Trump deletes tweets and hopes for an Alabama reset after his candidate loses

In the lead-up to the Alabama Senate Republican primary on Tuesday, President Trump was especially vocal on Twitter in supporting his chosen candidate, Sen. Luther Strange, who had been appointed to fill Attorney General Jeff Sessions’s seat.

So it was conspicuous when Trump deleted three tweets touting Strange shortly after the incumbent’s loss to Roy Moore, a former judge with no shortage of caustic and controversial statements. Trump rarely deletes even his most controversial or demonstrably false missives unless they contain typos. (Sometimes even typos aren’t enough to expunge a tweet.)

ProPublica archived the deleted tweets, which included a claim that Strange was “shooting up” in the polls because of the president’s endorsement. Several earlier supportive tweets remain.

Screengrab of deleted tweets from Donald Trump. (Via ProPublica, https://www.propublica.org/)
Screengrab of deleted tweets from Donald Trump. (Via ProPublica, https://www.propublica.org/)

At a rally for Strange on Friday, Trump confessed he “might have made a mistake” by throwing his support behind the candidate. He also bluntly said that if Moore emerged the victor, “I’m going to be here campaigning like hell for him.”

Shortly after Moore won, Trump indeed pivoted to full-throated support for a “really great guy” whom he encouraged to “WIN” the general election against Democratic nominee Doug Jones in December.

Vice President Mike Pence, who held a rally for Strange on Monday, also dutifully endorsed Moore and praised him for running “on the #MAGA agenda.”

Trump previously said a Moore victory would put the general election in doubt.

“I don’t know that much about Roy Moore,” he told an Alabama radio show Monday. “Roy Moore is going to have a very hard time getting elected against the Democrat.”

Moore is a hard-line right-wing evangelical with a propensity for making outrageous statements. Many key figures in the Trump coalition, including former White House adviser Steve Bannon, had thrown their support to the firebrand.
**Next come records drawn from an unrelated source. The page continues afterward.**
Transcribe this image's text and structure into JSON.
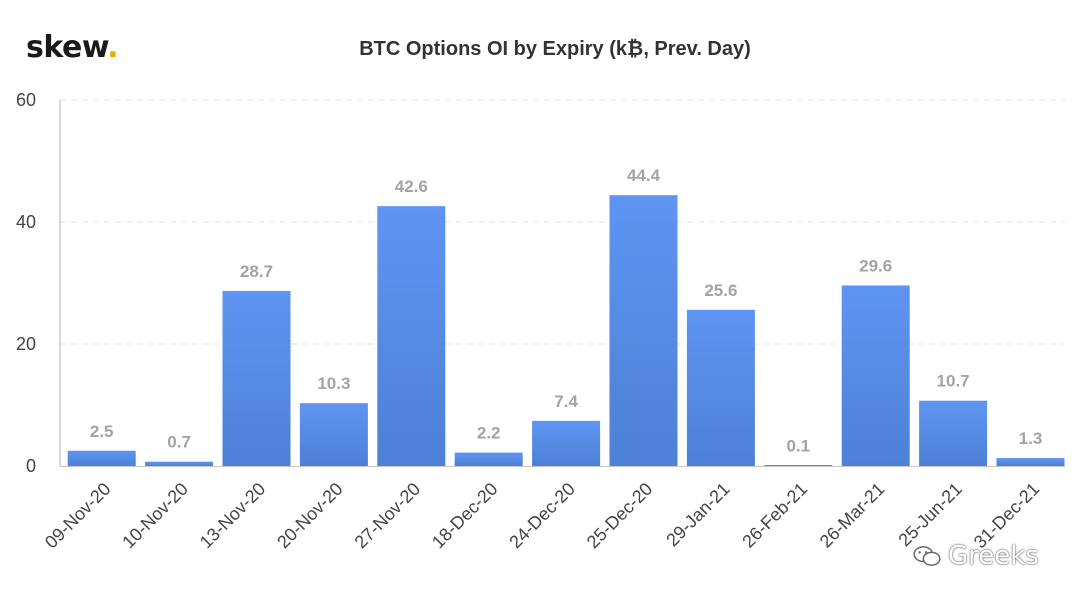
{
  "brand": {
    "name": "skew",
    "dot": "."
  },
  "watermark": {
    "text": "Greeks",
    "icon": "wechat-icon"
  },
  "colors": {
    "bar_top": "#5f95f2",
    "bar_bottom": "#4d80d6",
    "label": "#a3a3a3",
    "axis_text": "#444444",
    "grid": "#e3e3e3"
  },
  "chart_data": {
    "type": "bar",
    "title": "BTC Options OI by Expiry (k₿, Prev. Day)",
    "categories": [
      "09-Nov-20",
      "10-Nov-20",
      "13-Nov-20",
      "20-Nov-20",
      "27-Nov-20",
      "18-Dec-20",
      "24-Dec-20",
      "25-Dec-20",
      "29-Jan-21",
      "26-Feb-21",
      "26-Mar-21",
      "25-Jun-21",
      "31-Dec-21"
    ],
    "values": [
      2.5,
      0.7,
      28.7,
      10.3,
      42.6,
      2.2,
      7.4,
      44.4,
      25.6,
      0.1,
      29.6,
      10.7,
      1.3
    ],
    "value_labels": [
      "2.5",
      "0.7",
      "28.7",
      "10.3",
      "42.6",
      "2.2",
      "7.4",
      "44.4",
      "25.6",
      "0.1",
      "29.6",
      "10.7",
      "1.3"
    ],
    "yticks": [
      "0",
      "20",
      "40",
      "60"
    ],
    "ylim": [
      0,
      60
    ],
    "grid": true,
    "xlabel": "",
    "ylabel": ""
  }
}
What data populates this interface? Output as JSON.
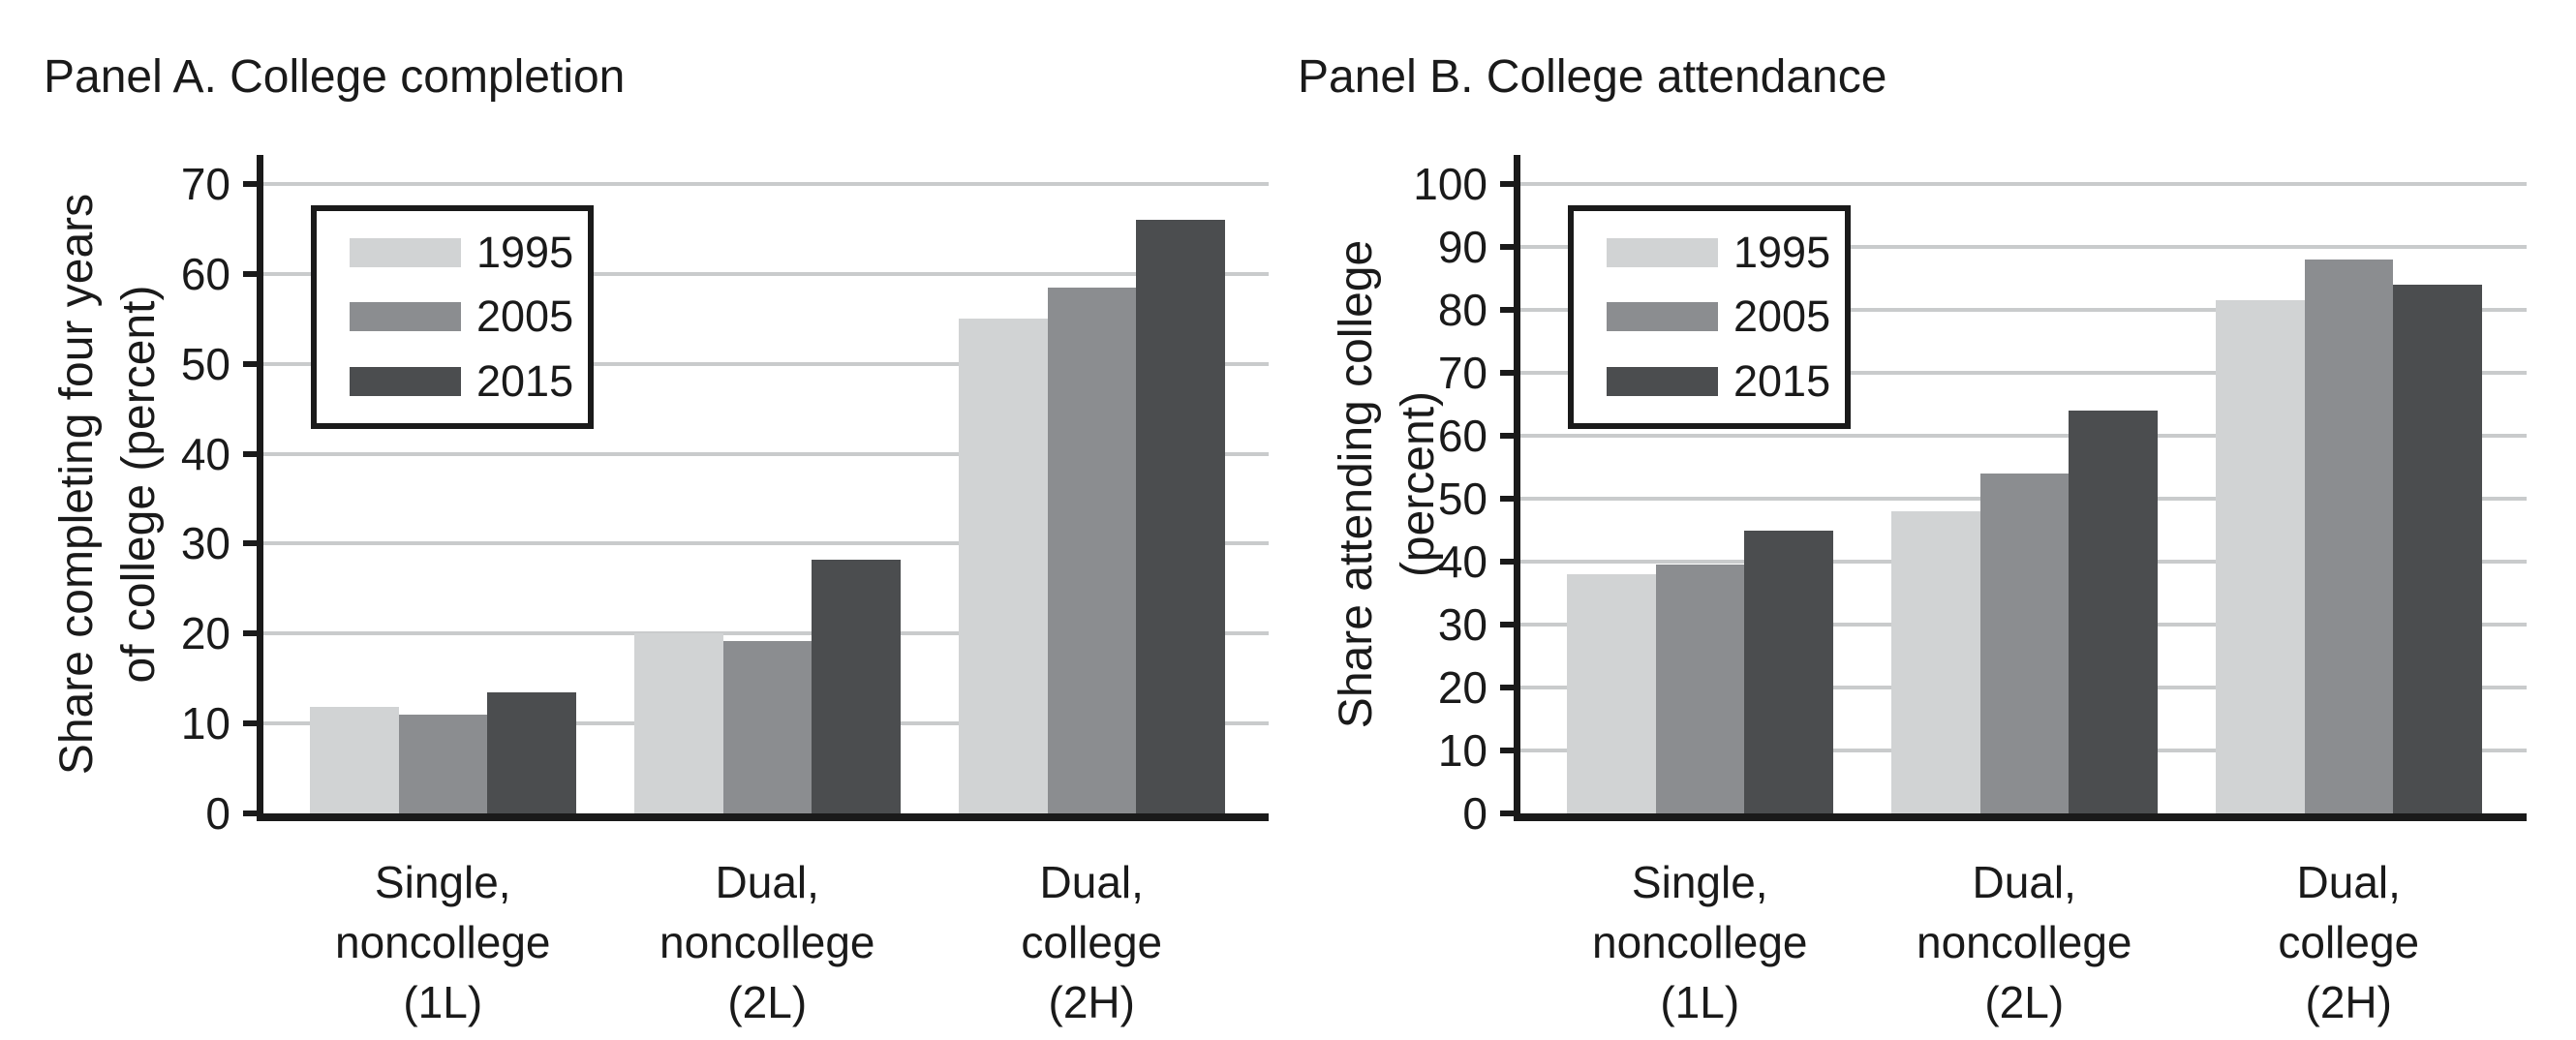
{
  "figure": {
    "background": "#ffffff",
    "text_color": "#1a1a1a",
    "axis_color": "#1a1a1a",
    "gridline_color": "#c9cbcc"
  },
  "legend": {
    "position": "upper-left",
    "items": [
      {
        "label": "1995",
        "color": "#d1d3d4"
      },
      {
        "label": "2005",
        "color": "#8b8d90"
      },
      {
        "label": "2015",
        "color": "#4b4d4f"
      }
    ]
  },
  "chart_data": [
    {
      "type": "bar",
      "panel_title": "Panel A. College completion",
      "ylabel": "Share completing four years of college (percent)",
      "ylabel_lines": [
        "Share completing four years",
        "of college (percent)"
      ],
      "ylim": [
        0,
        70
      ],
      "ytick_interval": 10,
      "grid": true,
      "legend_position": "upper-left",
      "categories": [
        "Single, noncollege (1L)",
        "Dual, noncollege (2L)",
        "Dual, college (2H)"
      ],
      "category_lines": [
        [
          "Single,",
          "noncollege",
          "(1L)"
        ],
        [
          "Dual,",
          "noncollege",
          "(2L)"
        ],
        [
          "Dual,",
          "college",
          "(2H)"
        ]
      ],
      "series": [
        {
          "name": "1995",
          "color": "#d1d3d4",
          "values": [
            11.8,
            20.0,
            55.0
          ]
        },
        {
          "name": "2005",
          "color": "#8b8d90",
          "values": [
            11.0,
            19.2,
            58.5
          ]
        },
        {
          "name": "2015",
          "color": "#4b4d4f",
          "values": [
            13.5,
            28.2,
            66.0
          ]
        }
      ]
    },
    {
      "type": "bar",
      "panel_title": "Panel B. College attendance",
      "ylabel": "Share attending college (percent)",
      "ylabel_lines": [
        "Share attending college",
        "(percent)"
      ],
      "ylim": [
        0,
        100
      ],
      "ytick_interval": 10,
      "grid": true,
      "legend_position": "upper-left",
      "categories": [
        "Single, noncollege (1L)",
        "Dual, noncollege (2L)",
        "Dual, college (2H)"
      ],
      "category_lines": [
        [
          "Single,",
          "noncollege",
          "(1L)"
        ],
        [
          "Dual,",
          "noncollege",
          "(2L)"
        ],
        [
          "Dual,",
          "college",
          "(2H)"
        ]
      ],
      "series": [
        {
          "name": "1995",
          "color": "#d1d3d4",
          "values": [
            38.0,
            48.0,
            81.5
          ]
        },
        {
          "name": "2005",
          "color": "#8b8d90",
          "values": [
            39.5,
            54.0,
            88.0
          ]
        },
        {
          "name": "2015",
          "color": "#4b4d4f",
          "values": [
            45.0,
            64.0,
            84.0
          ]
        }
      ]
    }
  ]
}
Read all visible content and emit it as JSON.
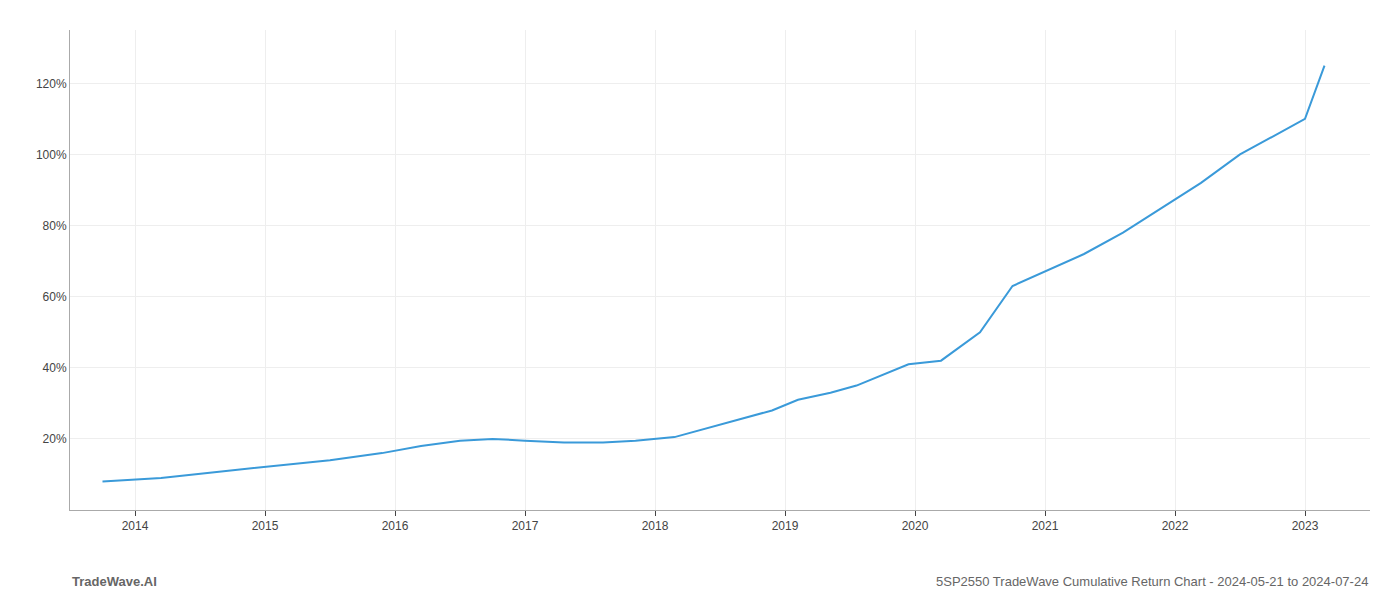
{
  "chart_data": {
    "type": "line",
    "annotations": [
      "TradeWave.AI",
      "5SP2550 TradeWave Cumulative Return Chart - 2024-05-21 to 2024-07-24"
    ],
    "x": [
      2013.75,
      2014.2,
      2014.7,
      2015.1,
      2015.5,
      2015.9,
      2016.2,
      2016.5,
      2016.75,
      2017.0,
      2017.3,
      2017.6,
      2017.85,
      2018.15,
      2018.5,
      2018.9,
      2019.1,
      2019.35,
      2019.55,
      2019.75,
      2019.95,
      2020.2,
      2020.5,
      2020.75,
      2021.0,
      2021.3,
      2021.6,
      2021.9,
      2022.2,
      2022.5,
      2022.75,
      2023.0,
      2023.15
    ],
    "values": [
      8,
      9,
      11,
      12.5,
      14,
      16,
      18,
      19.5,
      20,
      19.5,
      19,
      19,
      19.5,
      20.5,
      24,
      28,
      31,
      33,
      35,
      38,
      41,
      42,
      50,
      63,
      67,
      72,
      78,
      85,
      92,
      100,
      105,
      110,
      125
    ],
    "color": "#3a9ad9",
    "xlim": [
      2013.5,
      2023.5
    ],
    "xticks": [
      2014,
      2015,
      2016,
      2017,
      2018,
      2019,
      2020,
      2021,
      2022,
      2023
    ],
    "ylim": [
      0,
      135
    ],
    "yticks": [
      {
        "value": 20,
        "label": "20%"
      },
      {
        "value": 40,
        "label": "40%"
      },
      {
        "value": 60,
        "label": "60%"
      },
      {
        "value": 80,
        "label": "80%"
      },
      {
        "value": 100,
        "label": "100%"
      },
      {
        "value": 120,
        "label": "120%"
      }
    ],
    "grid": true
  }
}
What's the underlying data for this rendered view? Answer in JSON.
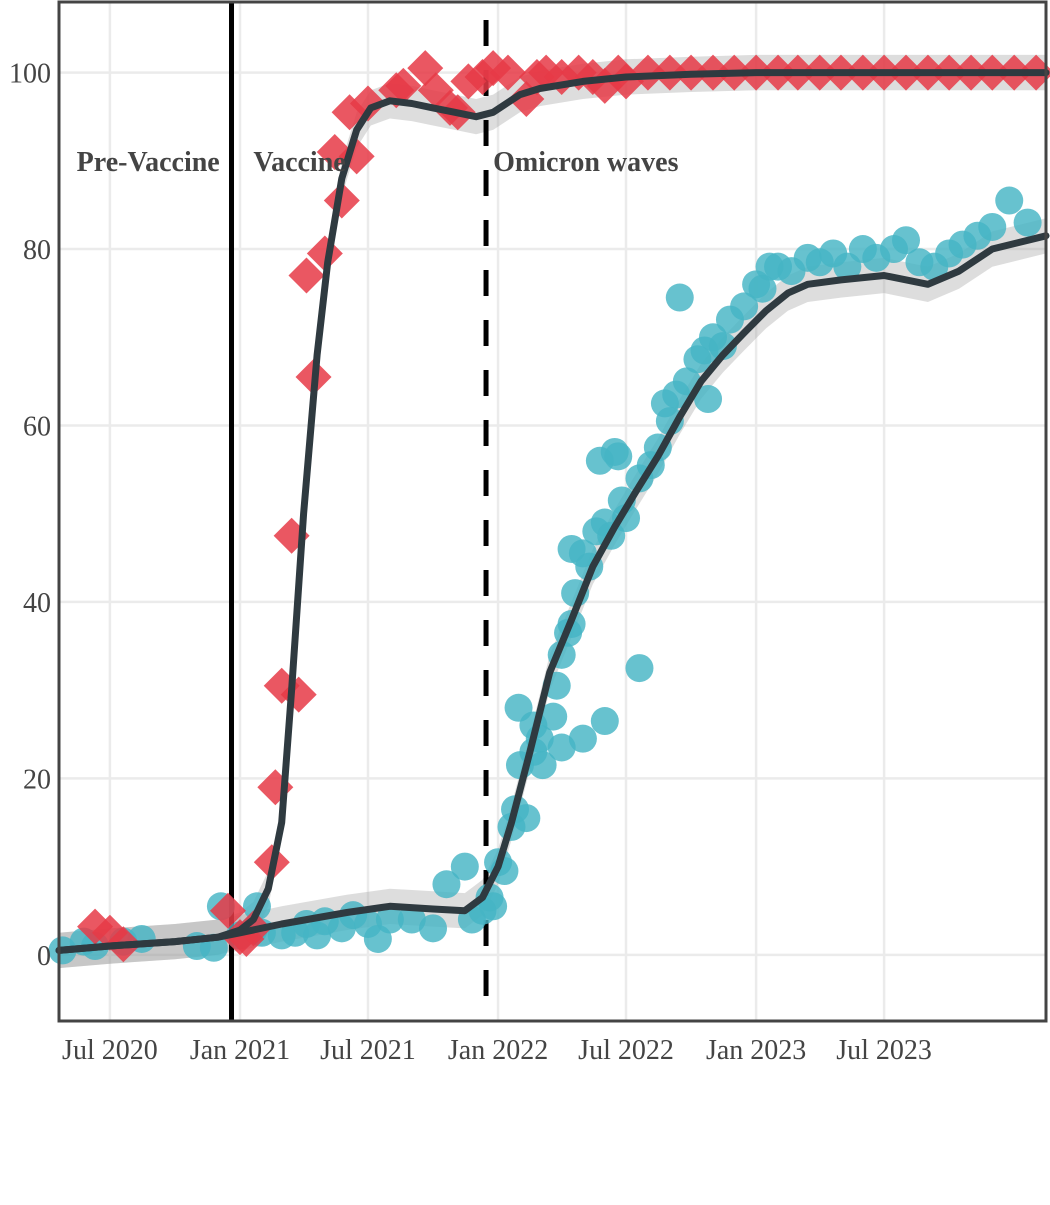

As a judge on the 16th Circuit Court, he hung a plaque engraved with the Ten Commandments in the courtroom and began the practice of pre-court-proceedings prayers. After he was elected chief justice of the Alabama Supreme Court in 2000, he went a step further, commissioning a 5,280-pound granite monument engraved with the Ten Commandments to be installed in the court building. When he refused to have the statue removed, defying a court order in the process, he was removed instead.

He won the chief justice seat again in 2012, and more controversy followed. When the U.S. Supreme Court ruled in 2015 that bans on same-sex marriage were unconstitutional, Moore nevertheless ordered state judges to continue to enforce Alabama’s ban. He was suspended for the remainder of his term and resigned.

Moore has been vocal about his antigay beliefs, comparing same-sex relationships to bestiality and contending that homosexuality should be outlawed.

Like Trump, who popularized the “birther” movement, Moore has also questioned whether former President Barack Obama is a natural-born citizen.

As recently as 2016, according to CNN, Moore said his “personal belief is that [Obama] wasn’t” a natural-born citizen.

He has also espoused anti-Islam views. At a campaign event in July, he called it a “false religion” at odds with the First Amendment. In August he told a reporter, “There are communities under Sharia law right now in our country.” Pressed on that point, for which there is no evidence, he was unable to say what communities he was referring to.